Потом я прочел «Весну в Праге» Олеся Гончара — книгу, не заданную по литературе. Я прочел ее для себя. Я вообще был начитанный мальчик. Не скажу, чтоб меня потряс роман Гончара. Но впервые в жизни я читал не о чем-то таком, чего никогда не бывало и не будет со мной; я находил в книжных словах нечто такое, чем жил сам: войну и весну. Слова становились живыми. Запах сирени в Праге в майские дни Победы был тот же самый, что нынче у нас, на Марсовом поле. Учитель литературы помог мне прочесть эту книгу, проникнуть в жизнь слов, пережить написанное в книге, как собственное, мое…
Спасибо учителю словесности!
Потом Борис Борисович Стах создаст в нашей школе — для старшеклассников — кружок любителей литературы. Уроки уроками, но литературу стоит еще полюбить. Да, полюбить! Меня назначат секретарем кружка, доверят ведение протоколов заседаний. Я еще не любитель литературы, но какие-то проблески замечены во мне учителем.
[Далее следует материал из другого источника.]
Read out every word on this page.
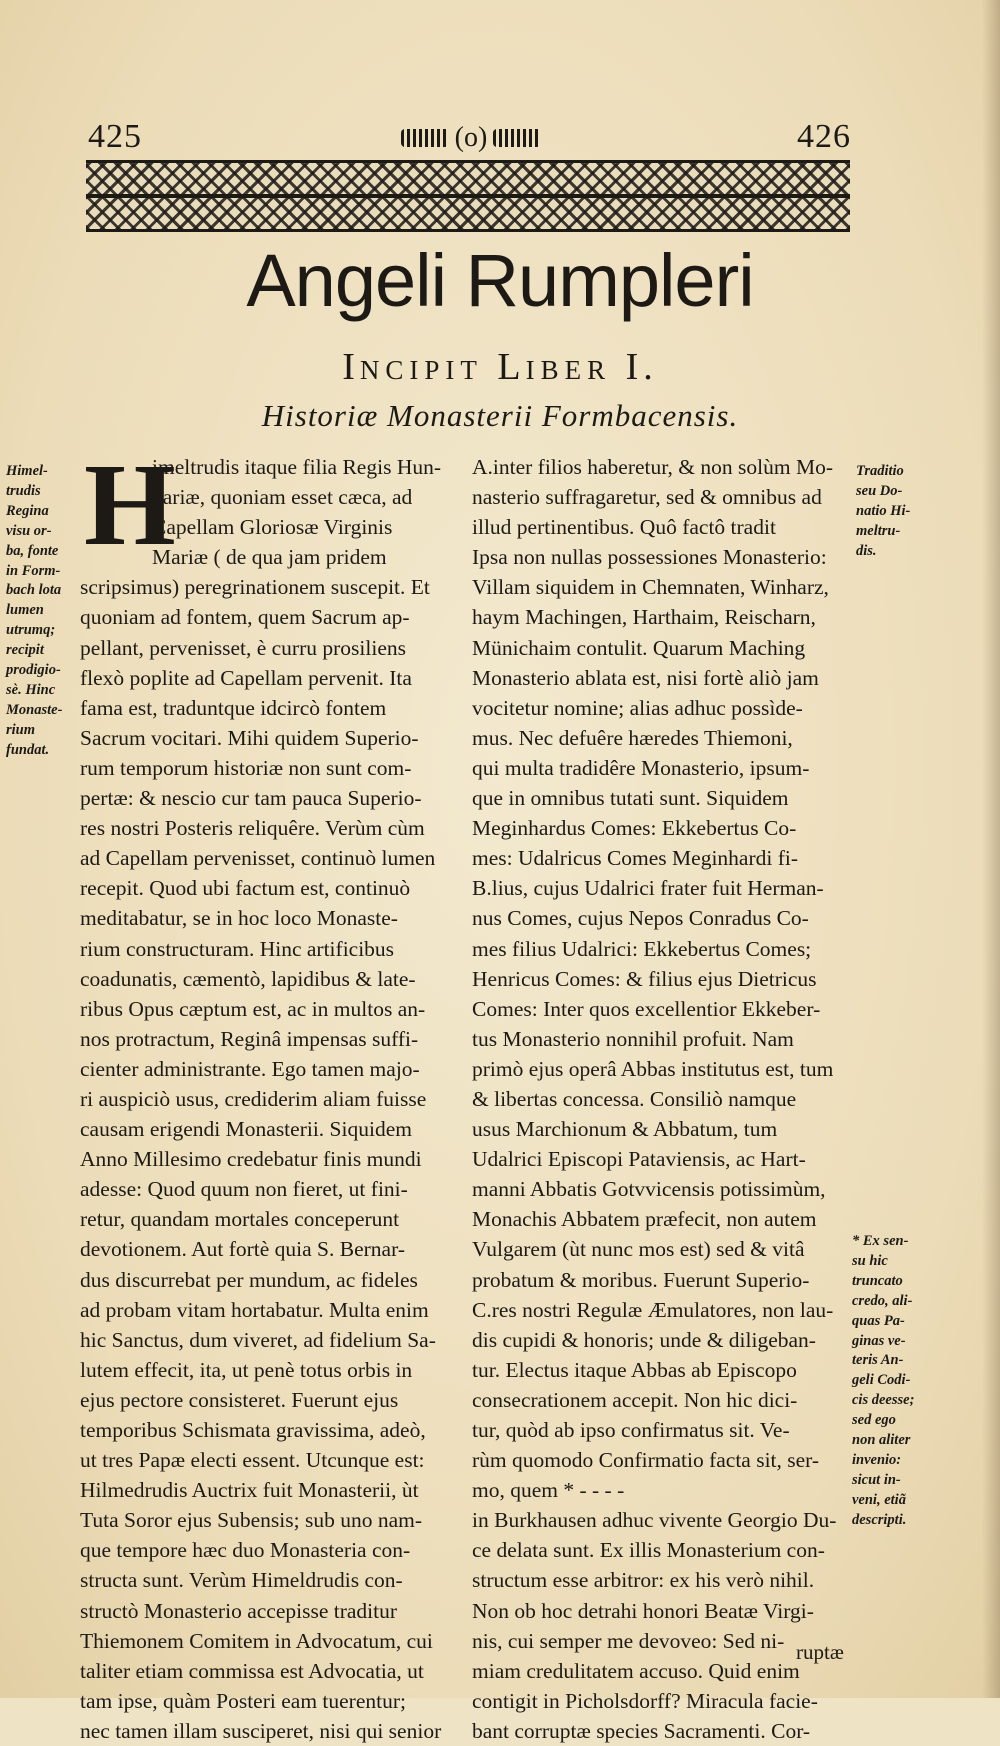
425	(o)	426
Angeli Rumpleri
INCIPIT LIBER I.
Historiæ Monasterii Formbacensis.
H
imeltrudis itaque filia Regis Hun-
gariæ, quoniam esset cæca, ad
Capellam Gloriosæ Virginis
Mariæ ( de qua jam pridem
scripsimus) peregrinationem suscepit. Et
quoniam ad fontem, quem Sacrum ap-
pellant, pervenisset, è curru prosiliens
flexò poplite ad Capellam pervenit. Ita
fama est, traduntque idcircò fontem
Sacrum vocitari. Mihi quidem Superio-
rum temporum historiæ non sunt com-
pertæ: & nescio cur tam pauca Superio-
res nostri Posteris reliquêre. Verùm cùm
ad Capellam pervenisset, continuò lumen
recepit. Quod ubi factum est, continuò
meditabatur, se in hoc loco Monaste-
rium constructuram. Hinc artificibus
coadunatis, cæmentò, lapidibus & late-
ribus Opus cæptum est, ac in multos an-
nos protractum, Reginâ impensas suffi-
cienter administrante. Ego tamen majo-
ri auspiciò usus, crediderim aliam fuisse
causam erigendi Monasterii. Siquidem
Anno Millesimo credebatur finis mundi
adesse: Quod quum non fieret, ut fini-
retur, quandam mortales conceperunt
devotionem. Aut fortè quia S. Bernar-
dus discurrebat per mundum, ac fideles
ad probam vitam hortabatur. Multa enim
hic Sanctus, dum viveret, ad fidelium Sa-
lutem effecit, ita, ut penè totus orbis in
ejus pectore consisteret. Fuerunt ejus
temporibus Schismata gravissima, adeò,
ut tres Papæ electi essent. Utcunque est:
Hilmedrudis Auctrix fuit Monasterii, ùt
Tuta Soror ejus Subensis; sub uno nam-
que tempore hæc duo Monasteria con-
structa sunt. Verùm Himeldrudis con-
structò Monasterio accepisse traditur
Thiemonem Comitem in Advocatum, cui
taliter etiam commissa est Advocatia, ut
tam ipse, quàm Posteri eam tuerentur;
nec tamen illam susciperet, nisi qui senior
A.inter filios haberetur, & non solùm Mo-
nasterio suffragaretur, sed & omnibus ad
illud pertinentibus. Quô factô tradit
Ipsa non nullas possessiones Monasterio:
Villam siquidem in Chemnaten, Winharz,
haym Machingen, Harthaim, Reischarn,
Münichaim contulit. Quarum Maching
Monasterio ablata est, nisi fortè aliò jam
vocitetur nomine; alias adhuc possìde-
mus. Nec defuêre hæredes Thiemoni,
qui multa tradidêre Monasterio, ipsum-
que in omnibus tutati sunt. Siquidem
Meginhardus Comes: Ekkebertus Co-
mes: Udalricus Comes Meginhardi fi-
B.lius, cujus Udalrici frater fuit Herman-
nus Comes, cujus Nepos Conradus Co-
mes filius Udalrici: Ekkebertus Comes;
Henricus Comes: & filius ejus Dietricus
Comes: Inter quos excellentior Ekkeber-
tus Monasterio nonnihil profuit. Nam
primò ejus operâ Abbas institutus est, tum
& libertas concessa. Consiliò namque
usus Marchionum & Abbatum, tum
Udalrici Episcopi Pataviensis, ac Hart-
manni Abbatis Gotvvicensis potissimùm,
Monachis Abbatem præfecit, non autem
Vulgarem (ùt nunc mos est) sed & vitâ
probatum & moribus. Fuerunt Superio-
C.res nostri Regulæ Æmulatores, non lau-
dis cupidi & honoris; unde & diligeban-
tur. Electus itaque Abbas ab Episcopo
consecrationem accepit. Non hic dici-
tur, quòd ab ipso confirmatus sit. Ve-
rùm quomodo Confirmatio facta sit, ser-
mo, quem * - - - -
in Burkhausen adhuc vivente Georgio Du-
ce delata sunt. Ex illis Monasterium con-
structum esse arbitror: ex his verò nihil.
Non ob hoc detrahi honori Beatæ Virgi-
nis, cui semper me devoveo: Sed ni-
miam credulitatem accuso. Quid enim
contigit in Picholsdorff? Miracula facie-
bant corruptæ species Sacramenti. Cor-
Himel-
trudis
Regina
visu or-
ba, fonte
in Form-
bach lota
lumen
utrumq;
recipit
prodigio-
sè. Hinc
Monaste-
rium
fundat.
Traditio
seu Do-
natio Hi-
meltru-
dis.
* Ex sen-
su hic
truncato
credo, ali-
quas Pa-
ginas ve-
teris An-
geli Codi-
cis deesse;
sed ego
non aliter
invenio:
sicut in-
veni, etiã
descripti.
ruptæ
Ну что же, я буду писать протокол, с каким-то непонятным мне трепетом, с несвойственным мне усердием занесу на бумагу — своими словами (это важно — своими!) — высказываемые кем-то суждения, мысли, буду оспаривать эти мысли и что-то домысливать от себя. Протокол заседания — тоже литературный жанр, он отмечен знаком личности протоколиста, ежели таковая личность проклюнулась в нем. К устной полемике с кем-либо я еще не готов, я еще мальчик, подросток, но я пишу протокол. Записывать чужие мысли мне скучно. Мне хочется написать мои мысли. А как интересно к тому же сделать словесный набросок-портрет того или другого члена кружка, любителя литературы, вдруг загореться его искренностью или поймать на фальши. Итак, я учусь писать, складывать одно слово к другому таким образом, чтобы подспудное мое «я», угнетенное, заторможенное отроческой робостью, наконец нашло выход себе — в словах.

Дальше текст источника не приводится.